Major shipping companies, including France-based CMA CGM and Switzerland-based MSC, have suggested that refrigerated container customers reroute their cargo away from Shanghai.
Chinese officials have continued to insist that the port of Shanghai was functioning, with its employees designated as key workers during the now indefinitely extended lockdown of more than 25m people, but there were increasing reports of congestion even before city officials announced a further tightening of restrictions
Shanghai has been setting new records with more than 20,000 new cases a day being recorded last week. Symptomatic cases were also on the rise with the health authorities saying that the number doubled to 824 on Friday April 8th.
Some reports claimed that 90% of trucking capacity serving the port of Shanghai was now stopped. Restrictions were said to have been expanded to prevent most trucks from leaving the city. Since the beginning of the lockdown drivers have been required to test negative for Covid-19 to enter the port. They have also been limited in their routes and when they can travel.
CMA CGM told customers in an April 8th advisory that it had observed “a massive impact on both trucking movements’ velocity and available trucking capacities”, adding that “these factors have a major impact on import cargo that suffer drastically slower pick-up time and therefore excessively stretched dwell time.”
The Shanghai International Port Group reported that it was using a closed-loop approach to reduce exposure during the current wave of the virus across the city. However, there were reports that the container port, the busiest in the world, was operating at only half capacity.
Workers were permitted the terminals to continue to service ships, but a lack of lorries meant imports were accumulating on the dock, while any of the factories that had been able to continue to operate were finding it difficult to moved their goods to the ports.

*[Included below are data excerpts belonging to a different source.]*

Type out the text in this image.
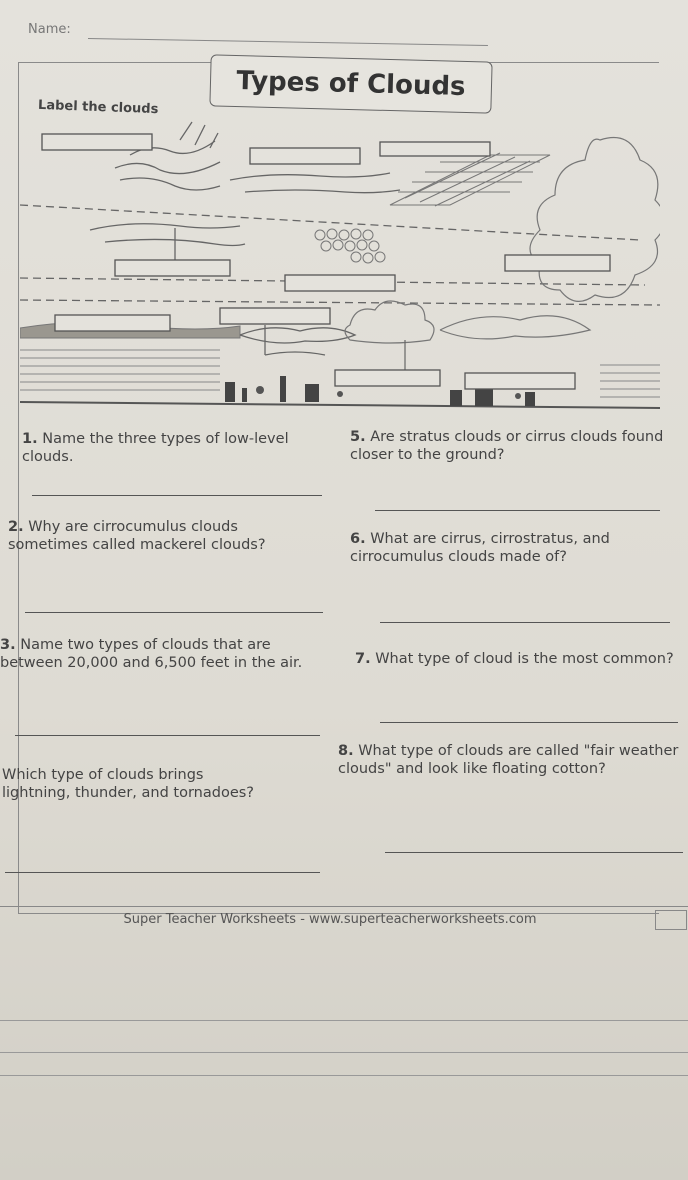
Name:
Types of Clouds
Label the clouds
1. Name the three types of low-level clouds.
2. Why are cirrocumulus clouds sometimes called mackerel clouds?
3. Name two types of clouds that are between 20,000 and 6,500 feet in the air.
Which type of clouds brings lightning, thunder, and tornadoes?
5. Are stratus clouds or cirrus clouds found closer to the ground?
6. What are cirrus, cirrostratus, and cirrocumulus clouds made of?
7. What type of cloud is the most common?
8. What type of clouds are called "fair weather clouds" and look like floating cotton?
Super Teacher Worksheets - www.superteacherworksheets.com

CMA CGM suggested to customers on Friday April 8th that “to prevent a potential situation whereby on last-minute your reefer shipment is denied for discharge due to limited plug capacities, it is highly recommended that cargo owners anticipate potential issues and identify re-rerouting options.”
CMA CGM said that it would waive the change of destination (COD) administration fee for those customers who decide to COD inbound reefers from Shanghai to other alternative ports.

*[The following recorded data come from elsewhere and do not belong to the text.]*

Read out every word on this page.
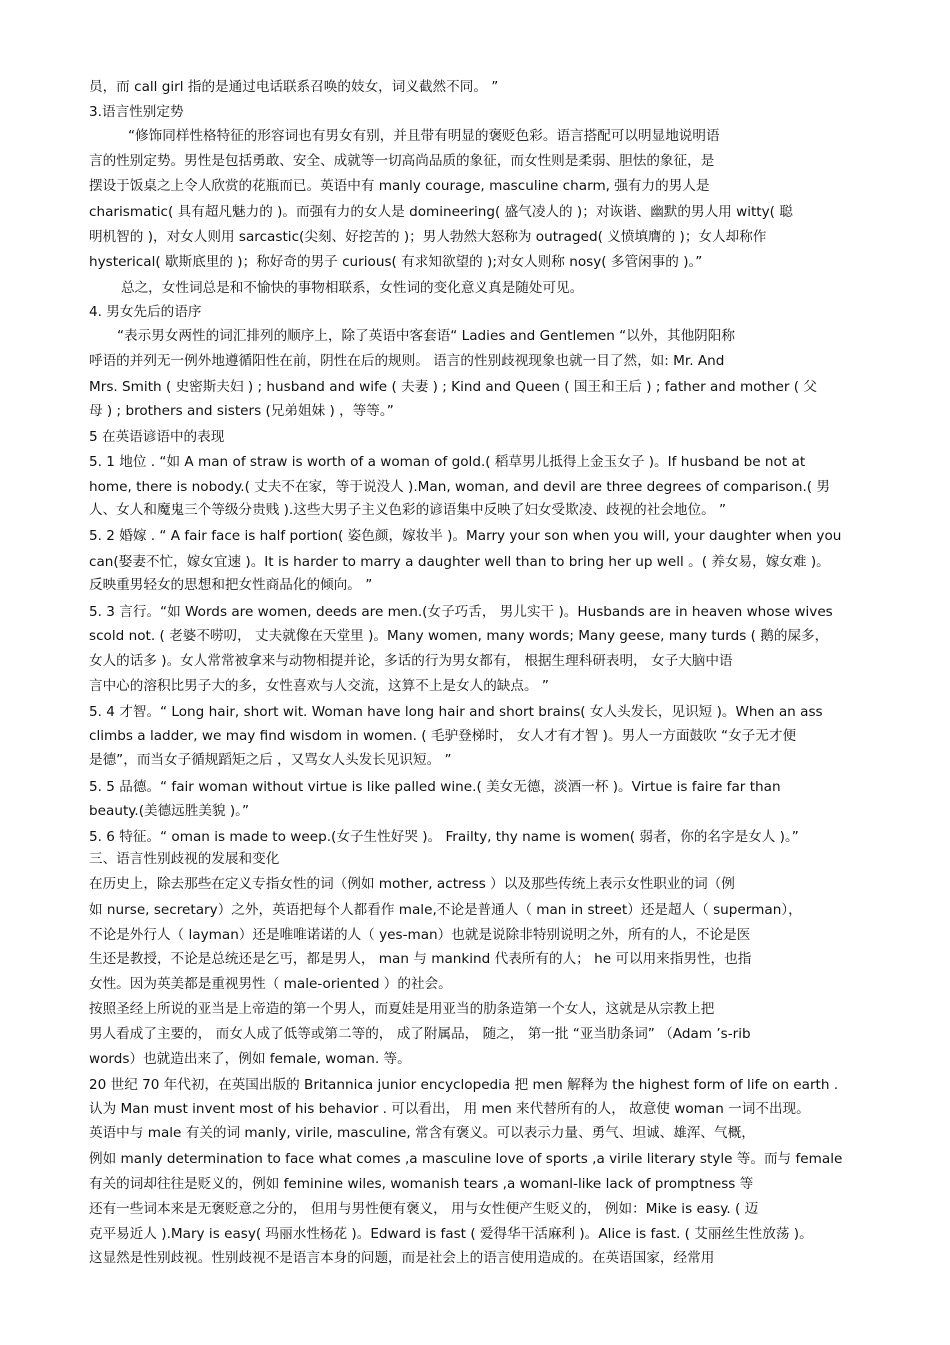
员，而 call girl 指的是通过电话联系召唤的妓女，词义截然不同。 ”
3.语言性别定势
“修饰同样性格特征的形容词也有男女有别，并且带有明显的褒贬色彩。语言搭配可以明显地说明语
言的性别定势。男性是包括勇敢、安全、成就等一切高尚品质的象征，而女性则是柔弱、胆怯的象征，是
摆设于饭桌之上令人欣赏的花瓶而已。英语中有 manly courage, masculine charm, 强有力的男人是
charismatic( 具有超凡魅力的 )。而强有力的女人是 domineering( 盛气凌人的 )；对诙谐、幽默的男人用 witty( 聪
明机智的 )，对女人则用 sarcastic(尖刻、好挖苦的 )；男人勃然大怒称为 outraged( 义愤填膺的 )；女人却称作
hysterical( 歇斯底里的 )；称好奇的男子 curious( 有求知欲望的 );对女人则称 nosy( 多管闲事的 )。”
总之，女性词总是和不愉快的事物相联系，女性词的变化意义真是随处可见。
4. 男女先后的语序
“表示男女两性的词汇排列的顺序上，除了英语中客套语“ Ladies and Gentlemen “以外，其他阴阳称
呼语的并列无一例外地遵循阳性在前，阴性在后的规则。 语言的性别歧视现象也就一目了然，如: Mr. And
Mrs. Smith ( 史密斯夫妇 ) ; husband and wife ( 夫妻 ) ; Kind and Queen ( 国王和王后 ) ; father and mother ( 父
母 ) ; brothers and sisters (兄弟姐妹 ) ，等等。”
5 在英语谚语中的表现
5. 1 地位 . “如 A man of straw is worth of a woman of gold.( 稻草男儿抵得上金玉女子 )。If husband be not at
home, there is nobody.( 丈夫不在家，等于说没人 ).Man, woman, and devil are three degrees of comparison.( 男
人、女人和魔鬼三个等级分贵贱 ).这些大男子主义色彩的谚语集中反映了妇女受欺凌、歧视的社会地位。 ”
5. 2 婚嫁 . “ A fair face is half portion( 姿色颜，嫁妆半 )。Marry your son when you will, your daughter when you
can(娶妻不忙，嫁女宜速 )。It is harder to marry a daughter well than to bring her up well 。( 养女易，嫁女难 )。
反映重男轻女的思想和把女性商品化的倾向。 ”
5. 3 言行。“如 Words are women, deeds are men.(女子巧舌， 男儿实干 )。Husbands are in heaven whose wives
scold not. ( 老婆不唠叨， 丈夫就像在天堂里 )。Many women, many words; Many geese, many turds ( 鹅的屎多，
女人的话多 )。女人常常被拿来与动物相提并论，多话的行为男女都有， 根据生理科研表明， 女子大脑中语
言中心的溶积比男子大的多，女性喜欢与人交流，这算不上是女人的缺点。 ”
5. 4 才智。“ Long hair, short wit. Woman have long hair and short brains( 女人头发长，见识短 )。When an ass
climbs a ladder, we may find wisdom in women. ( 毛驴登梯时， 女人才有才智 )。男人一方面鼓吹 “女子无才便
是德”，而当女子循规蹈矩之后 ，又骂女人头发长见识短。 ”
5. 5 品德。“ fair woman without virtue is like palled wine.( 美女无德，淡酒一杯 )。Virtue is faire far than
beauty.(美德远胜美貌 )。”
5. 6 特征。“ oman is made to weep.(女子生性好哭 )。 Frailty, thy name is women( 弱者，你的名字是女人 )。”
三、语言性别歧视的发展和变化
在历史上，除去那些在定义专指女性的词（例如 mother, actress ）以及那些传统上表示女性职业的词（例
如 nurse, secretary）之外，英语把每个人都看作 male,不论是普通人（ man in street）还是超人（ superman），
不论是外行人（ layman）还是唯唯诺诺的人（ yes-man）也就是说除非特别说明之外，所有的人，不论是医
生还是教授，不论是总统还是乞丐，都是男人， man 与 mankind 代表所有的人； he 可以用来指男性，也指
女性。因为英美都是重视男性（ male-oriented ）的社会。
按照圣经上所说的亚当是上帝造的第一个男人，而夏娃是用亚当的肋条造第一个女人，这就是从宗教上把
男人看成了主要的， 而女人成了低等或第二等的， 成了附属品， 随之， 第一批 “亚当肋条词” （Adam ’s-rib
words）也就造出来了，例如 female, woman. 等。
20 世纪 70 年代初，在英国出版的 Britannica junior encyclopedia 把 men 解释为 the highest form of life on earth .
认为 Man must invent most of his behavior . 可以看出， 用 men 来代替所有的人， 故意使 woman 一词不出现。
英语中与 male 有关的词 manly, virile, masculine, 常含有褒义。可以表示力量、勇气、坦诚、雄浑、气概，
例如 manly determination to face what comes ,a masculine love of sports ,a virile literary style 等。而与 female
有关的词却往往是贬义的，例如 feminine wiles, womanish tears ,a womanl-like lack of promptness 等
还有一些词本来是无褒贬意之分的， 但用与男性便有褒义， 用与女性便产生贬义的， 例如：Mike is easy. ( 迈
克平易近人 ).Mary is easy( 玛丽水性杨花 )。Edward is fast ( 爱得华干活麻利 )。Alice is fast. ( 艾丽丝生性放荡 )。
这显然是性别歧视。性别歧视不是语言本身的问题，而是社会上的语言使用造成的。在英语国家，经常用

MSC reported experiencing “considerable congestion, resulting in low or, at times, no availability of plugs for reefer containers.” The company advised clients that it could not discharge reefer containers at the designated port if there was no power source available. They also recommended rerouting, stating that “if the situation does not improve soon it may be necessary to abandon the voyage and advise you from where your container(s) may be collected.”
Of some concern to both China and all those involved in global trade is that other cities across the country were beginning to report new cases of Covid-19 and that they were responding accordingly.
The Yantian terminal at Shenzhen port in southern China was reported to have halted operations briefly on April 7th for two hours to “smooth out port operations.”
Bloomberg reported that, if the Shanghai’s lockdown continued throughout April, the city would suffer a 6% fall in GDP resulting in an overall 2% cut in GDP for China.